To make breast and ovarian cancer patients’ immune cells like those of PCD patients, researchers endowed normal human immune cells (in experimental mice) with CD8+ characteristics, turning the normal cells into cancer killers. This points to a potential therapy for gynecological cancers, though to this lay mind it also suggests that patients who receive the therapy would then be at risk for PCD. Nevertheless, the research provides deeper understanding of tumor immunity in all cancers and holds out promise of an end to the “slash, burn, and poison” approach of surgery, radiation, and chemotherapy.

Sock ‘em with SIR Spheres

Radioactive plastic microspheres called “SIR-Spheres” infused directly into the liver through the hepatic artery halted the growth of tumors in 71 percent of patients tested in a 20-patient clinical trial during ten months of follow-up, with minimal side effects. Liver function tests in the responding patients have become normal or have stabilized.

SIR-Spheres were first approved for use by the US Food and Drug Administration in 2002. They now appear to offer a treatment option for patients who develop multiple liver tumors and have no other effective treatment options, and to work best in patients who have good blood flow to their tumors.

Burst their Bubble

Bursting bubbles non-invasively generated at the site of a tumor by High Intensity Focused Ultrasound (HIFU) release heat energy that kills the cancer cells.
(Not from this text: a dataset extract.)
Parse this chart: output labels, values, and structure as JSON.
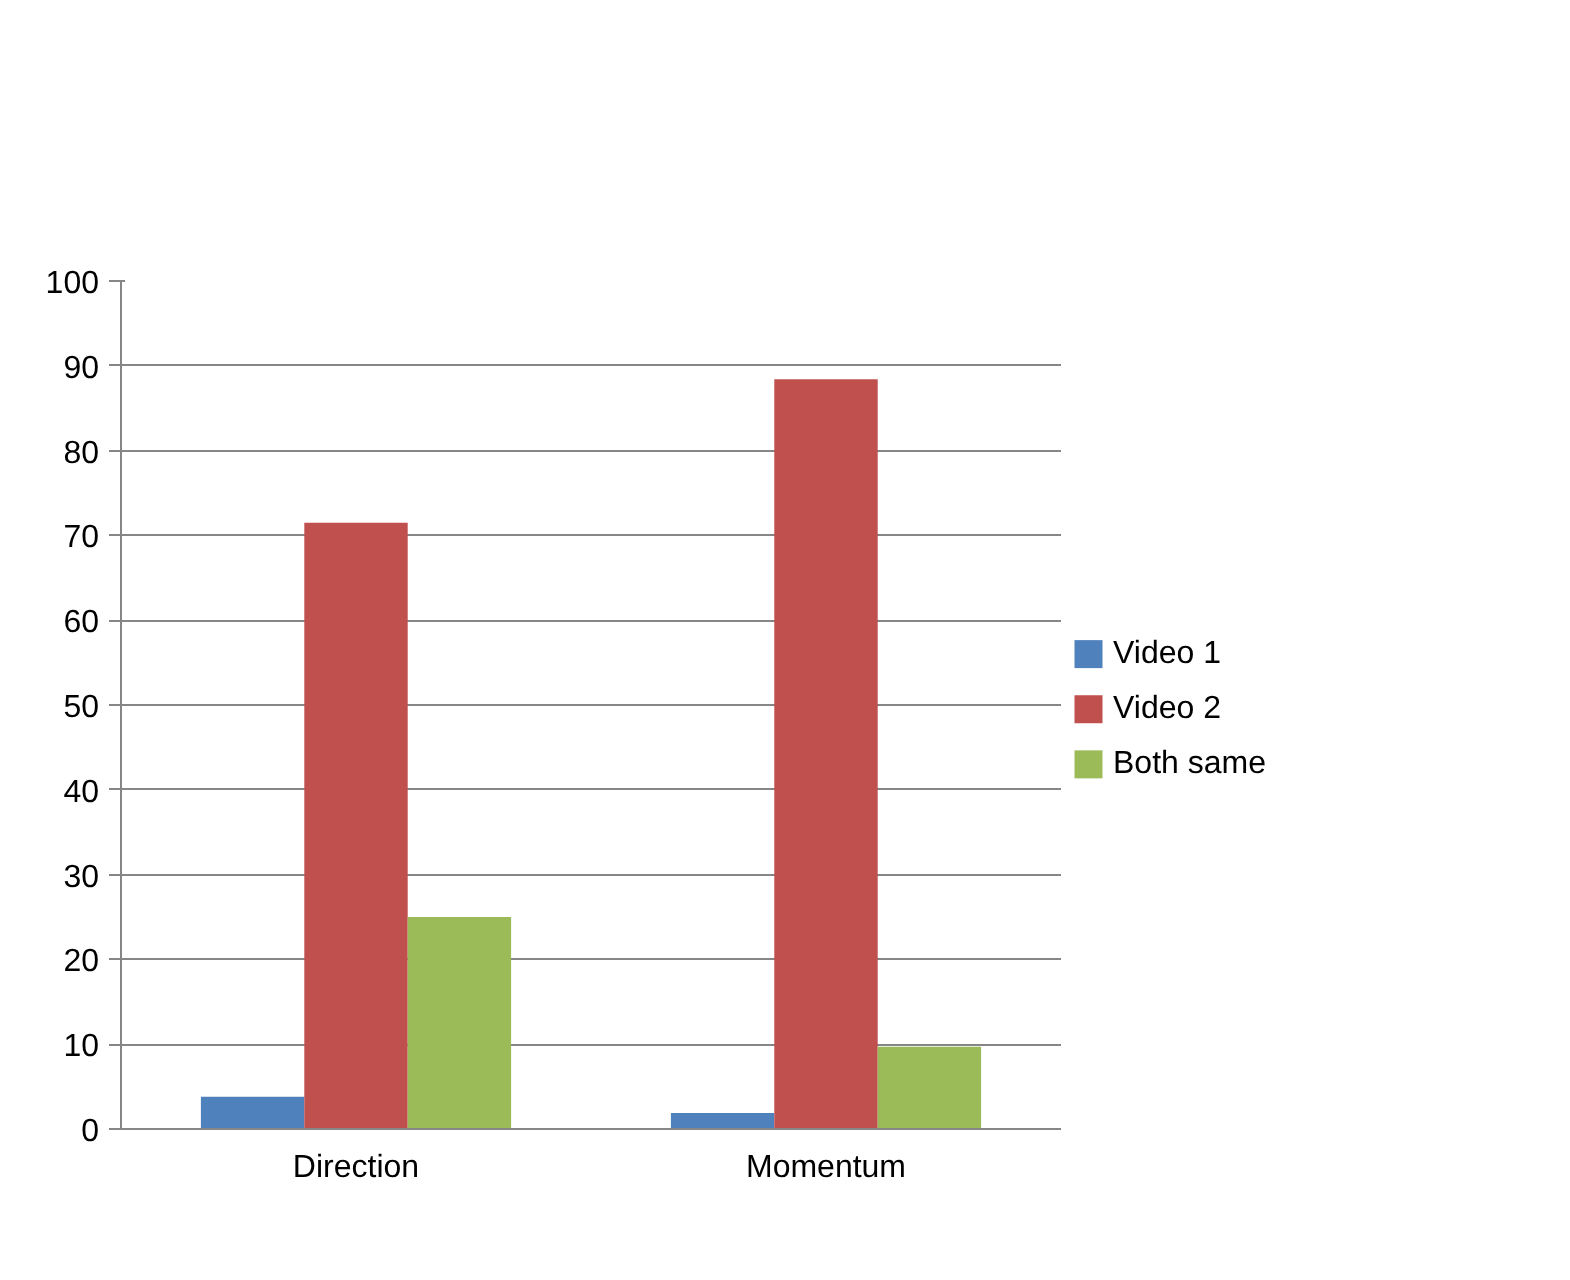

Clinical trials of the technique in terminal kidney and liver cancer patients are under way in the UK. However, it takes up to five hours to treat a 10cm tumor, compared with 45 minutes or so for surgical resection, and the results are not immediately observable. To overcome these limitations the researchers are developing a sensor that can “hear” the tiny bubbles bursting which will help deliver the treatment more accurately, deeper in the body, and to monitor the treatment in real time.
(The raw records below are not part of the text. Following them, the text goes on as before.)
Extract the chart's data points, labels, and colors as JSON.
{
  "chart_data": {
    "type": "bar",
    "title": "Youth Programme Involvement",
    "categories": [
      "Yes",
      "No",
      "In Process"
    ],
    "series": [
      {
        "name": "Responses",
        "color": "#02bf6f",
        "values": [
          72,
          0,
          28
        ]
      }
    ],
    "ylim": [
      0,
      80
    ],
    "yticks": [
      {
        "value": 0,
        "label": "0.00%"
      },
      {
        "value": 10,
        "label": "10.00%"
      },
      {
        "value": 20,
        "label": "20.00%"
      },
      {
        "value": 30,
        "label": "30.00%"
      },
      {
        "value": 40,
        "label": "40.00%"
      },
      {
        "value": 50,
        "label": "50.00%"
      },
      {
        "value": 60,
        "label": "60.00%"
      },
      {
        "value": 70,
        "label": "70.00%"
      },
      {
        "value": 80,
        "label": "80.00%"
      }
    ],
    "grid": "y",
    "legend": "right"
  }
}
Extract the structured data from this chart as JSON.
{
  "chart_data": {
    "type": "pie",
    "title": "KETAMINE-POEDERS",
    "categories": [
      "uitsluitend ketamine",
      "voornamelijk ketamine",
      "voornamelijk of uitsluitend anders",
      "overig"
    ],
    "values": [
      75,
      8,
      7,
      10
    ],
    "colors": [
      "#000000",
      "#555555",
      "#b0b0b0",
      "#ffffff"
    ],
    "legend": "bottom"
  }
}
The therapy is not suitable for cancers that have metastasized. Candidates for the procedure would generally be patients with isolated solid tumors in the kidneys or liver.

Conclusion

Hospital and Health Networks editor Mary Grayson has lamented the paucity of prognostications this New Year just past, leaving healthcare institutions and practitioners to stumble blindly into 2008. “No one,” she suspects, “can come up with anything particularly new or surprising to say about health care in 2008.” She may be referring more to near-term policy and reimbursement predictions than to longer term auguries of the future of medicine, but even there, she would be quite right.

It’s neither new nor surprising that cancer will be effectively licked by 2015, not to Dr. Eschenbach, not to us, and hopefully not to you. But if you are surprised, perhaps we can claim that this edition of the Digest has helped in some small way to set the universe back on course, by predicting that in 2008, we will see an exponential advance in the prosecution of the War on Cancer.